Sabemos que as palavras são mais poderosas que os canhões; elas provocam revoluções, conversões e muitas outras mudanças. A Bíblia, muitas vezes, chama a nossa atenção para a força das nossas palavras. “Quem é atento à palavra encontra a felicidade” (Eclo 16,20). “O coração do sábio faz sua boca sensata, e seus lábios ricos em experiência” (Eclo 16, 23). “O homem pervertido semeia discórdias, e o difamador divide os amigos” (Eclo 16,28). “A alegria de um homem está na resposta de sua boca, que bom é uma resposta oportuna!” (Pr 15,23).

Quanta discórdia existe nas famílias e nas comunidades por causa da fofoca, das calúnias, injúrias, maledicências! É preciso aprender que quando errarmos por nossas palavras, quando elas ferirem injustamente o irmão, teremos de ter a coragem sagrada de ir até ele pedir perdão. Jesus ensina que seremos julgados por nossas palavras: “Eu vos digo: no dia do juízo os homens prestarão contas de toda palavra vã que tiverem proferido. É por tuas palavras que serás justificado ou condenado” (Mt 12, 36).

Nossas palavras devem sempre ser “boas”, isto é, sempre gerar o bem-estar, a edificação da alma, o consolo do coração; a correção necessária com caridade. Se não for assim, é melhor se calar. São Paulo tem um ensinamento preciso sobre quando e como usar a preciosidade desse dom que Deus nos deu que é a palavra: “Nenhuma palavra má saia da vossa boca, mas só a que for útil para a edificação, sempre que for possível, e benfazeja aos que ouvem” (Ef 4, 29).

Erramos muito com nossas palavras; mas por quê?

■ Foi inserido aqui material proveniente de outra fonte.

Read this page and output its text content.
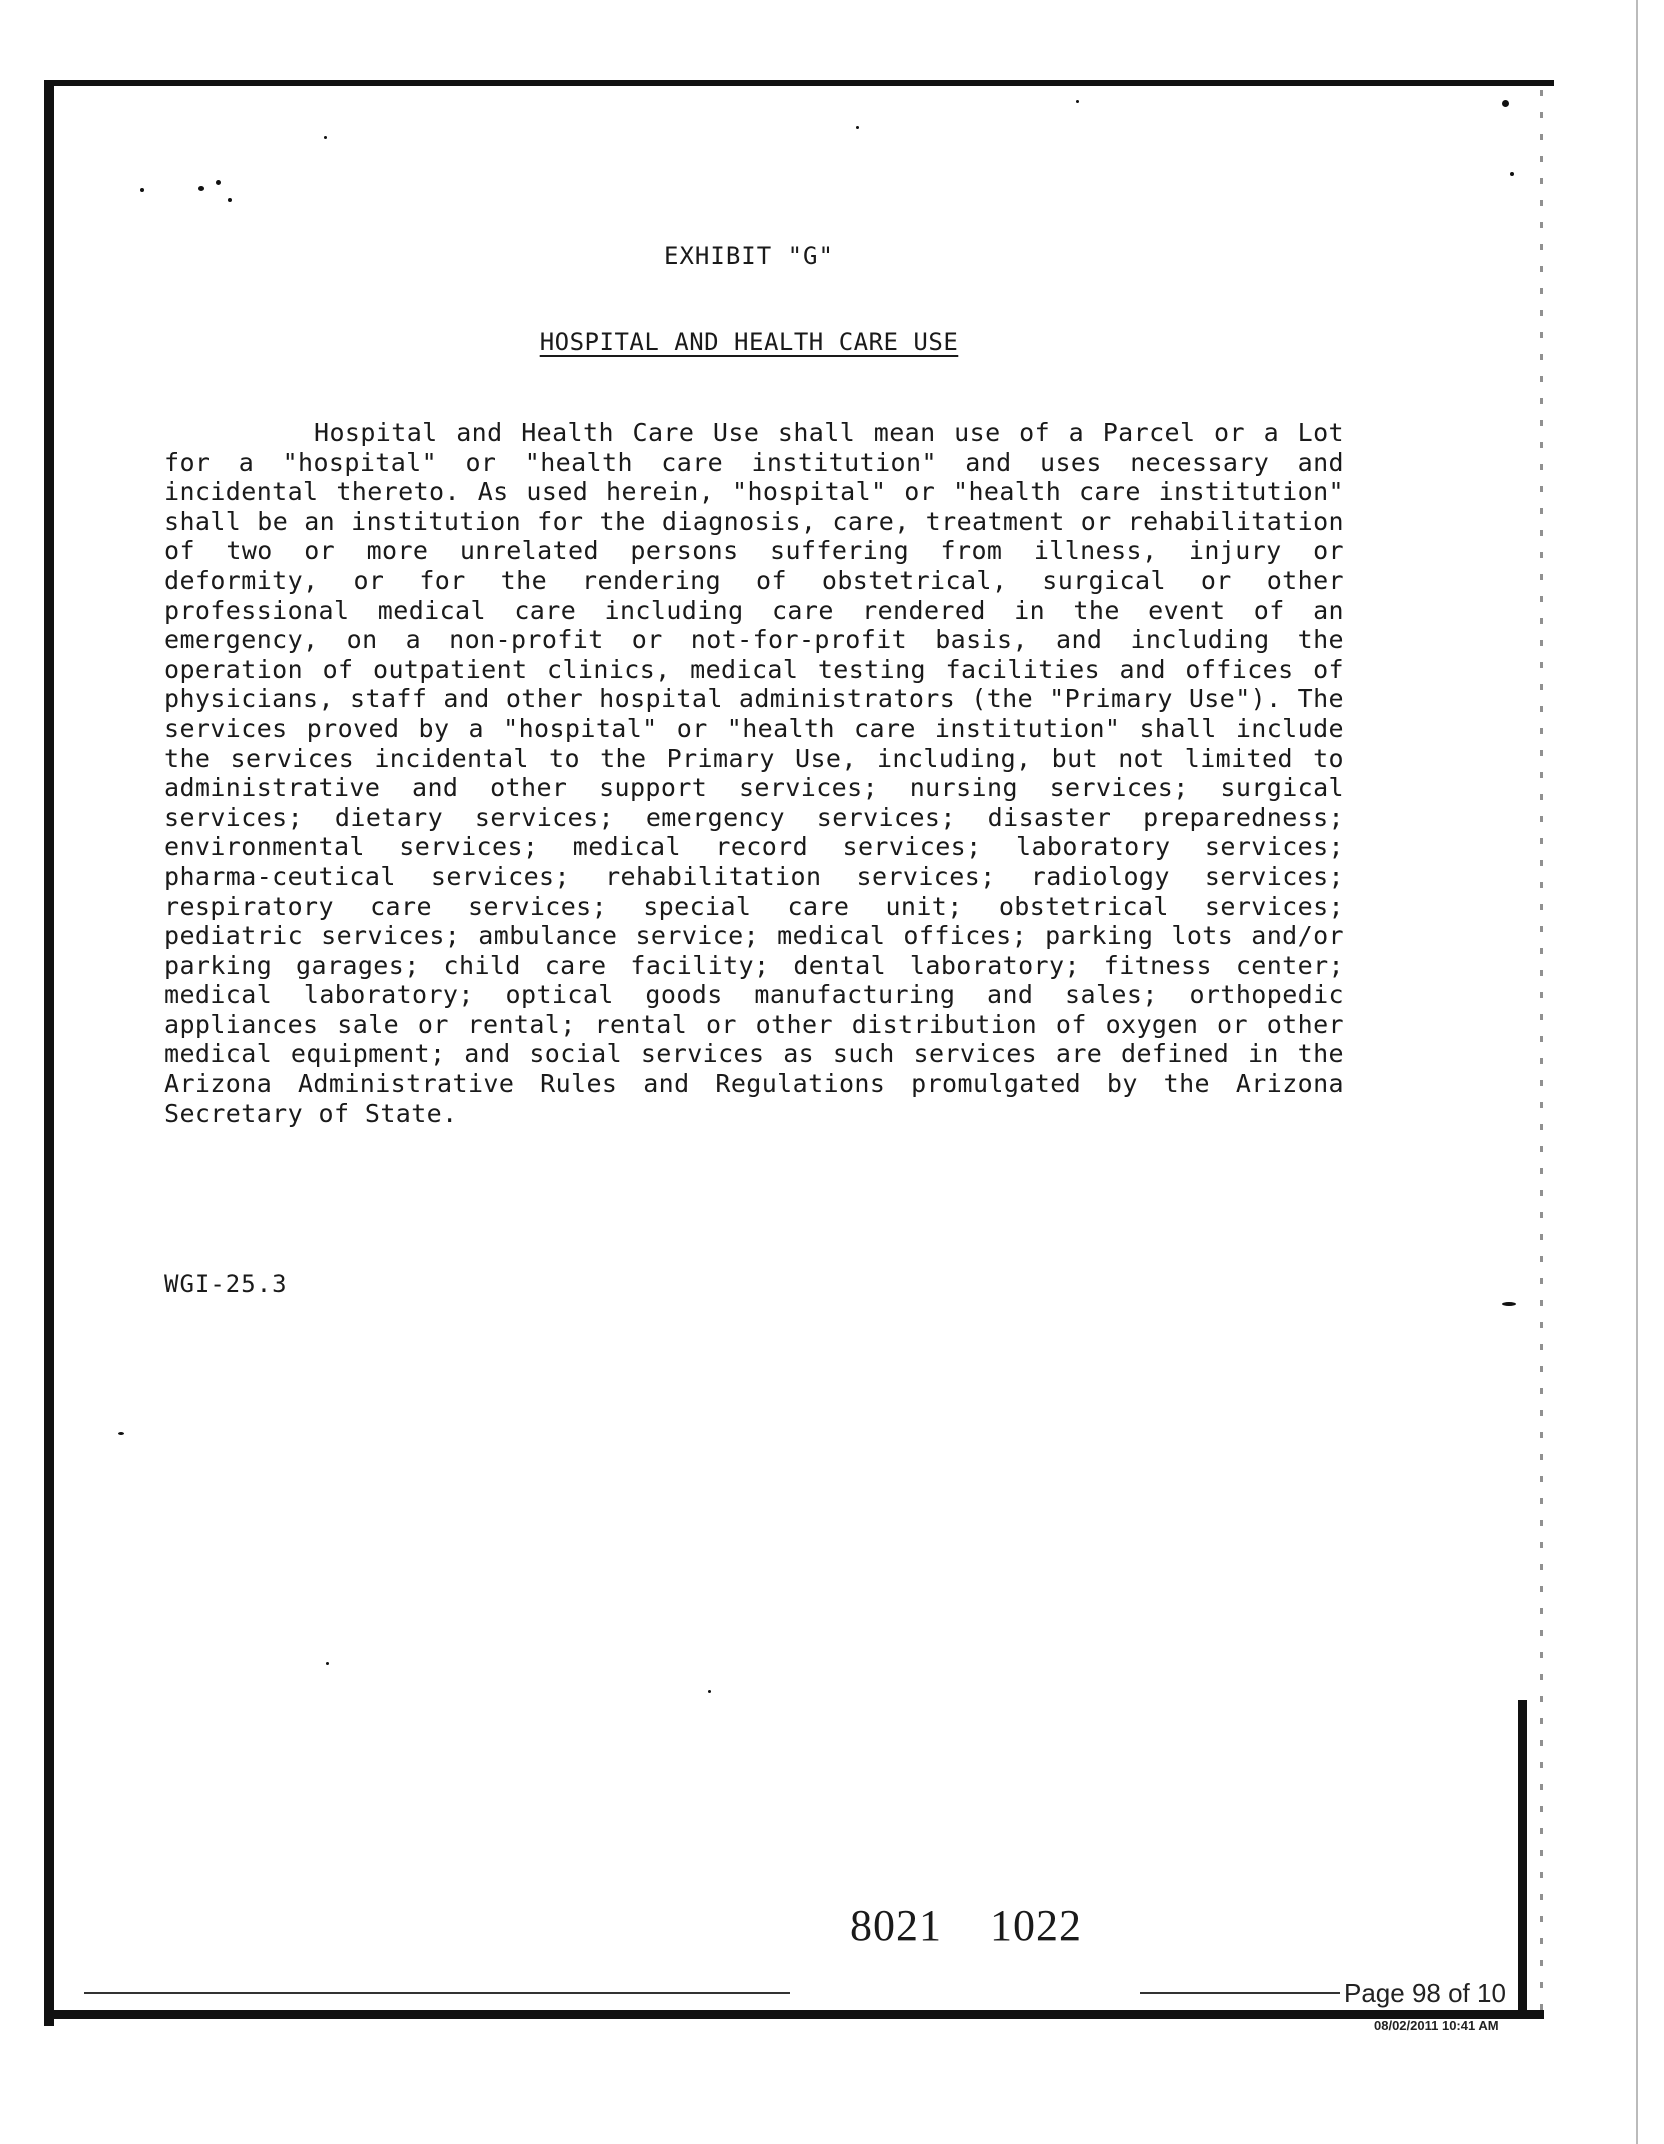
EXHIBIT "G"
HOSPITAL AND HEALTH CARE USE

Hospital and Health Care Use shall mean use of a Parcel or a Lot for a "hospital" or "health care institution" and uses necessary and incidental thereto. As used herein, "hospital" or "health care institution" shall be an institution for the diagnosis, care, treatment or rehabilitation of two or more unrelated persons suffering from illness, injury or deformity, or for the rendering of obstetrical, surgical or other professional medical care including care rendered in the event of an emergency, on a non-profit or not-for-profit basis, and including the operation of outpatient clinics, medical testing facilities and offices of physicians, staff and other hospital administrators (the "Primary Use"). The services proved by a "hospital" or "health care institution" shall include the services incidental to the Primary Use, including, but not limited to administrative and other support services; nursing services; surgical services; dietary services; emergency services; disaster preparedness; environmental services; medical record services; laboratory services; pharma-ceutical services; rehabilitation services; radiology services; respiratory care services; special care unit; obstetrical services; pediatric services; ambulance service; medical offices; parking lots and/or parking garages; child care facility; dental laboratory; fitness center; medical laboratory; optical goods manufacturing and sales; orthopedic appliances sale or rental; rental or other distribution of oxygen or other medical equipment; and social services as such services are defined in the Arizona Administrative Rules and Regulations promulgated by the Arizona Secretary of State.

WGI-25.3
8021 1022
Page 98 of 10
08/02/2011 10:41 AM
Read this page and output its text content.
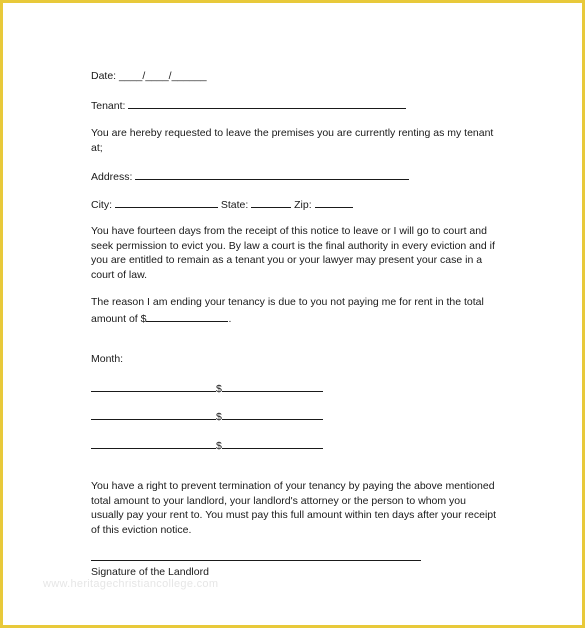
Date: ____/____/______
Tenant:
You are hereby requested to leave the premises you are currently renting as my tenant at;
Address:
City:	State:	Zip:
You have fourteen days from the receipt of this notice to leave or I will go to court and seek permission to evict you. By law a court is the final authority in every eviction and if you are entitled to remain as a tenant you or your lawyer may present your case in a court of law.
The reason I am ending your tenancy is due to you not paying me for rent in the total amount of $	.
Month:
$
$
$
You have a right to prevent termination of your tenancy by paying the above mentioned total amount to your landlord, your landlord's attorney or the person to whom you usually pay your rent to. You must pay this full amount within ten days after your receipt of this eviction notice.
Signature of the Landlord
www.heritagechristiancollege.com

Em primeiro lugar porque somos orgulhosos, queremos logo “ter a palavra” na frente dos outros; mal entendemos o problema ou o assunto e já queremos dar “a nossa opinião”, que muitas vezes é vazia, insensata, porque imatura, irrefletida. Outras vezes, erramos porque as pronunciamos com o “sangue quente”; quando a alma está agitada. Nesta hora, a grandeza de alma está em se calar, em conter a fúria, em dominar o ego ferido e buscar a fortaleza no silêncio.

Fale com sinceridade, reaja com bom senso e sem exaltação e sem raiva e expresse sua opinião com cautela, depois que entender bem o que está em discussão. Muitas vezes, nos debates, estamos cansados de ver tanta gente falando e poucos dispostos a ouvir. Os grandes homens são aqueles que abrem a boca quando os outros já não têm mais o que dizer. Mas, para isso, é preciso muito exercício de vontade; é preciso da graça de Deus porque a nossa natureza sozinha não se contém.

Deus nos fala no silêncio, quando a agitação da alma cessou; quando a brisa suave substitui a tempestade; quando a Sua palavra cala fundo na nossa alma; porque ela é “eficaz e capaz de discernir os pensamentos de nosso coração” (cf Hb 4,12).